In vitro systems have been used to evaluate the ability of compounds with anviviral properties to inhibit EBV replication, including 1-.beta.-D-arabinofuranosylthymine and 9-.beta.-D-arabinofuranosyladenine. One of the difficulties encountered with nucleoside analogs as antiviral agents is specificity for the virus-infected cell and concomitant cytotoxicity. Another difficulty with nucleoside analogs (such as 9-(2-hydroxyethoxymethyl)guanine and 5'-amino-5'-deoxyiodouridine) as antiviral agents is that they can act only after the mammalian cell is infected by a virus and the viral deoxythymidine kinase is expressed. Because of these difficulties with the use of nucleosides, interest has grown in the use of autochthonous interferon as an antiviral and antineoplastic agent. However, the development and use of interferon as an antiviral agent has been limited due to scarcity and problems associated with delivery to target cells. Another disadvantage of interferon as an antiviral/antitumor agent is the recent report of the formation of antibodies to interferon. Few in depth in vitro studies have been reported on the effects of purified interferon on EBV replication in human lymphocytes, although fibroblast transformation by oncogenic DNA viruses has been successfully inhibited by exogenously added interferon. It has recently reported that the transformation of adult, but not newborn, lymphocytes by EBV and phytohemagglutinin is inhibited by interferon.

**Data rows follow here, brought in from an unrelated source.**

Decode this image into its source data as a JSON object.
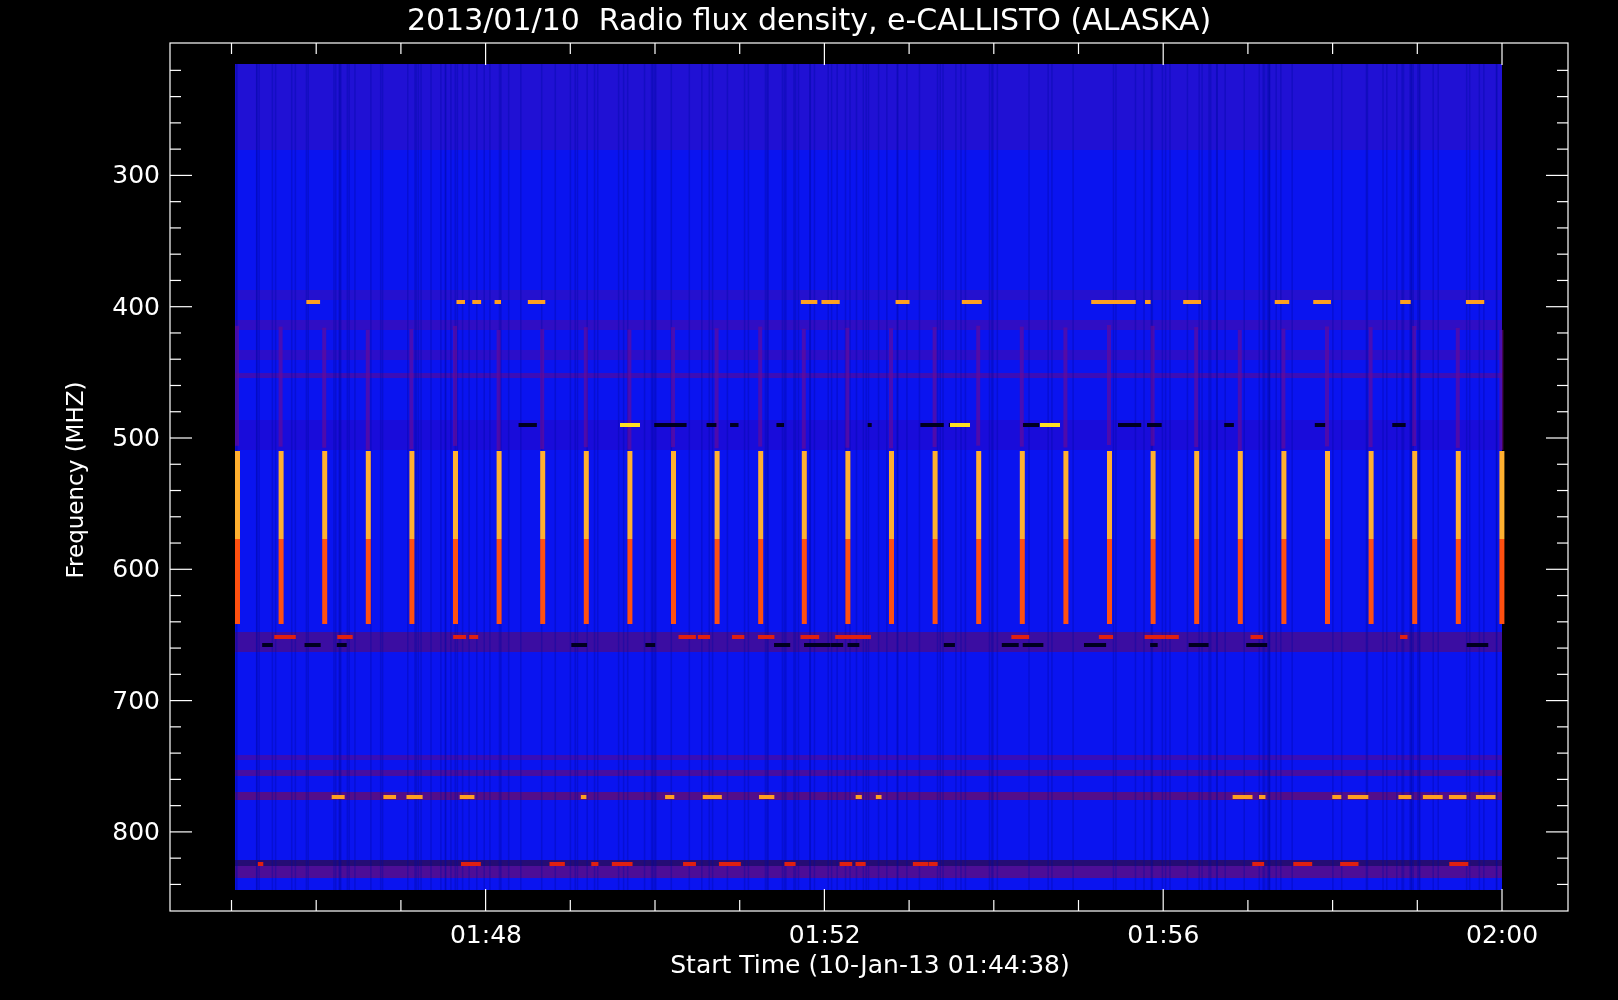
{
  "title": "2013/01/10  Radio flux density, e-CALLISTO (ALASKA)",
  "y_axis": {
    "label": "Frequency (MHZ)",
    "ticks": [
      "300",
      "400",
      "500",
      "600",
      "700",
      "800"
    ]
  },
  "x_axis": {
    "label": "Start Time (10-Jan-13 01:44:38)",
    "ticks": [
      "01:48",
      "01:52",
      "01:56",
      "02:00"
    ]
  }
}
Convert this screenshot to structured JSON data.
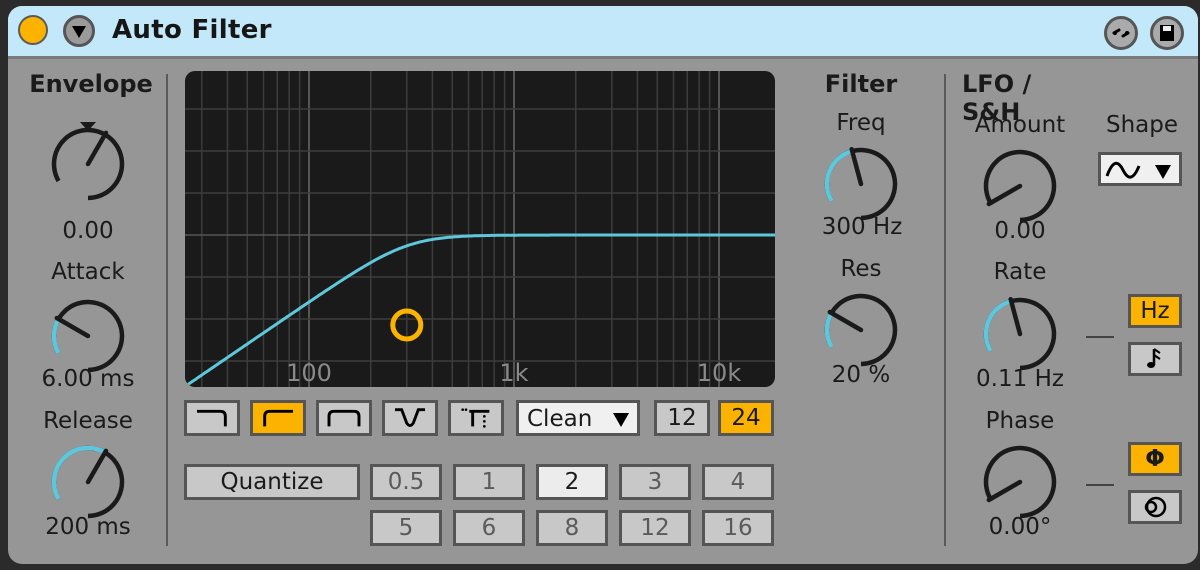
{
  "device": {
    "title": "Auto Filter",
    "power_on": true,
    "icons": {
      "power": "device-power-icon",
      "collapse": "triangle-down-icon",
      "hotswap": "hot-swap-icon",
      "save": "save-preset-icon"
    }
  },
  "envelope": {
    "title": "Envelope",
    "amount": {
      "label": "",
      "value": "0.00",
      "position": 0.5,
      "bipolar": true
    },
    "attack": {
      "label": "Attack",
      "value": "6.00 ms",
      "position": 0.2
    },
    "release": {
      "label": "Release",
      "value": "200 ms",
      "position": 0.5
    }
  },
  "graph": {
    "freq_labels": [
      "100",
      "1k",
      "10k"
    ],
    "filter_type_buttons": [
      {
        "name": "lowpass",
        "icon": "lowpass-icon",
        "active": false
      },
      {
        "name": "highpass",
        "icon": "highpass-icon",
        "active": true
      },
      {
        "name": "bandpass",
        "icon": "bandpass-icon",
        "active": false
      },
      {
        "name": "notch",
        "icon": "notch-icon",
        "active": false
      },
      {
        "name": "morph",
        "icon": "morph-icon",
        "active": false
      }
    ],
    "circuit": {
      "selected": "Clean"
    },
    "slope_buttons": [
      {
        "label": "12",
        "active": false
      },
      {
        "label": "24",
        "active": true
      }
    ],
    "cutoff_hz": 300,
    "resonance_pct": 20,
    "colors": {
      "curve": "#5ec7dc",
      "handle": "#fcb300",
      "background": "#1a1a1a",
      "grid": "#3c3c3c"
    }
  },
  "quantize": {
    "label": "Quantize",
    "row1": [
      {
        "label": "0.5",
        "selected": false,
        "dim": true
      },
      {
        "label": "1",
        "selected": false,
        "dim": true
      },
      {
        "label": "2",
        "selected": true,
        "dim": false
      },
      {
        "label": "3",
        "selected": false,
        "dim": true
      },
      {
        "label": "4",
        "selected": false,
        "dim": true
      }
    ],
    "row2": [
      {
        "label": "5",
        "selected": false,
        "dim": true
      },
      {
        "label": "6",
        "selected": false,
        "dim": true
      },
      {
        "label": "8",
        "selected": false,
        "dim": true
      },
      {
        "label": "12",
        "selected": false,
        "dim": true
      },
      {
        "label": "16",
        "selected": false,
        "dim": true
      }
    ]
  },
  "filter": {
    "title": "Filter",
    "freq": {
      "label": "Freq",
      "value": "300 Hz",
      "position": 0.35
    },
    "res": {
      "label": "Res",
      "value": "20 %",
      "position": 0.2
    }
  },
  "lfo": {
    "title": "LFO / S&H",
    "amount": {
      "label": "Amount",
      "value": "0.00",
      "position": 0.0
    },
    "shape": {
      "label": "Shape",
      "selected": "sine-wave-icon"
    },
    "rate": {
      "label": "Rate",
      "value": "0.11 Hz",
      "position": 0.35
    },
    "rate_mode": [
      {
        "label": "Hz",
        "icon": "",
        "active": true
      },
      {
        "label": "",
        "icon": "sync-note-icon",
        "active": false
      }
    ],
    "phase": {
      "label": "Phase",
      "value": "0.00°",
      "position": 0.0
    },
    "phase_mode": [
      {
        "label": "Φ",
        "icon": "phase-icon",
        "active": true
      },
      {
        "label": "",
        "icon": "spin-icon",
        "active": false
      }
    ]
  },
  "colors": {
    "accent": "#fcb300",
    "modulation": "#5ec7dc",
    "panel": "#969696",
    "title_bar": "#c3e8fa"
  }
}
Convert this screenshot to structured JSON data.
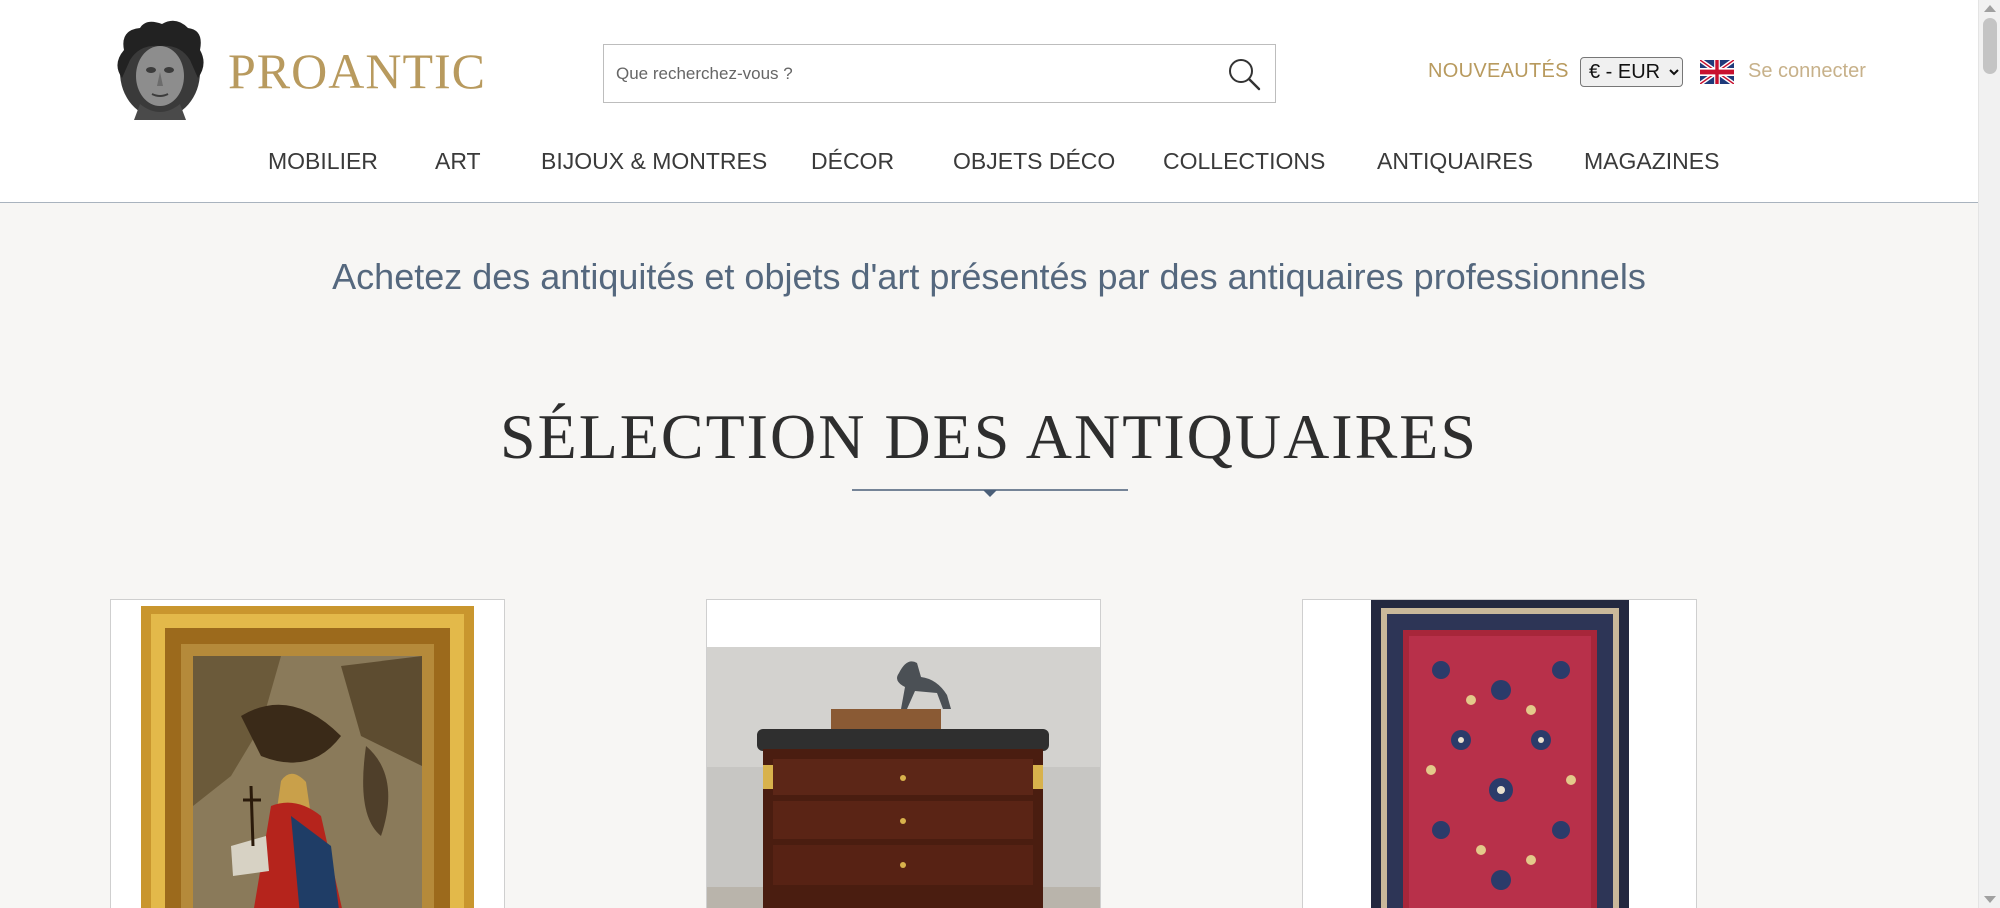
{
  "header": {
    "logo_text": "PROANTIC",
    "search_placeholder": "Que recherchez-vous ?",
    "new_label": "NOUVEAUTÉS",
    "currency_selected": "€ - EUR",
    "login_label": "Se connecter"
  },
  "nav": {
    "items": [
      "MOBILIER",
      "ART",
      "BIJOUX & MONTRES",
      "DÉCOR",
      "OBJETS DÉCO",
      "COLLECTIONS",
      "ANTIQUAIRES",
      "MAGAZINES"
    ]
  },
  "main": {
    "tagline": "Achetez des antiquités et objets d'art présentés par des antiquaires professionnels",
    "section_title": "SÉLECTION DES ANTIQUAIRES"
  },
  "cards": [
    {
      "image": "religious-painting-gilt-frame"
    },
    {
      "image": "mahogany-chest-with-deer-sculpture"
    },
    {
      "image": "red-persian-rug"
    }
  ],
  "icons": {
    "search": "search-icon",
    "flag": "uk-flag-icon",
    "logo": "bust-logo-icon"
  },
  "colors": {
    "brand_gold": "#b89a5e",
    "tagline_blue": "#55687e",
    "divider_blue": "#4a5e78"
  }
}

Interferon-treated cells develop the antiviral state by the induction of (2'-5')(A).sub.n synthetase and a protein kinase. The (2'-5')A(pA).sub.n formed by the synthetase in the presence of double stranded RNA activates a latent endoribonuclease which degrades messenger RNA. Thus it appeared to the inventors herein that Epstein Barr virus would provide an interesting test model for the aforementioned hypotehesis.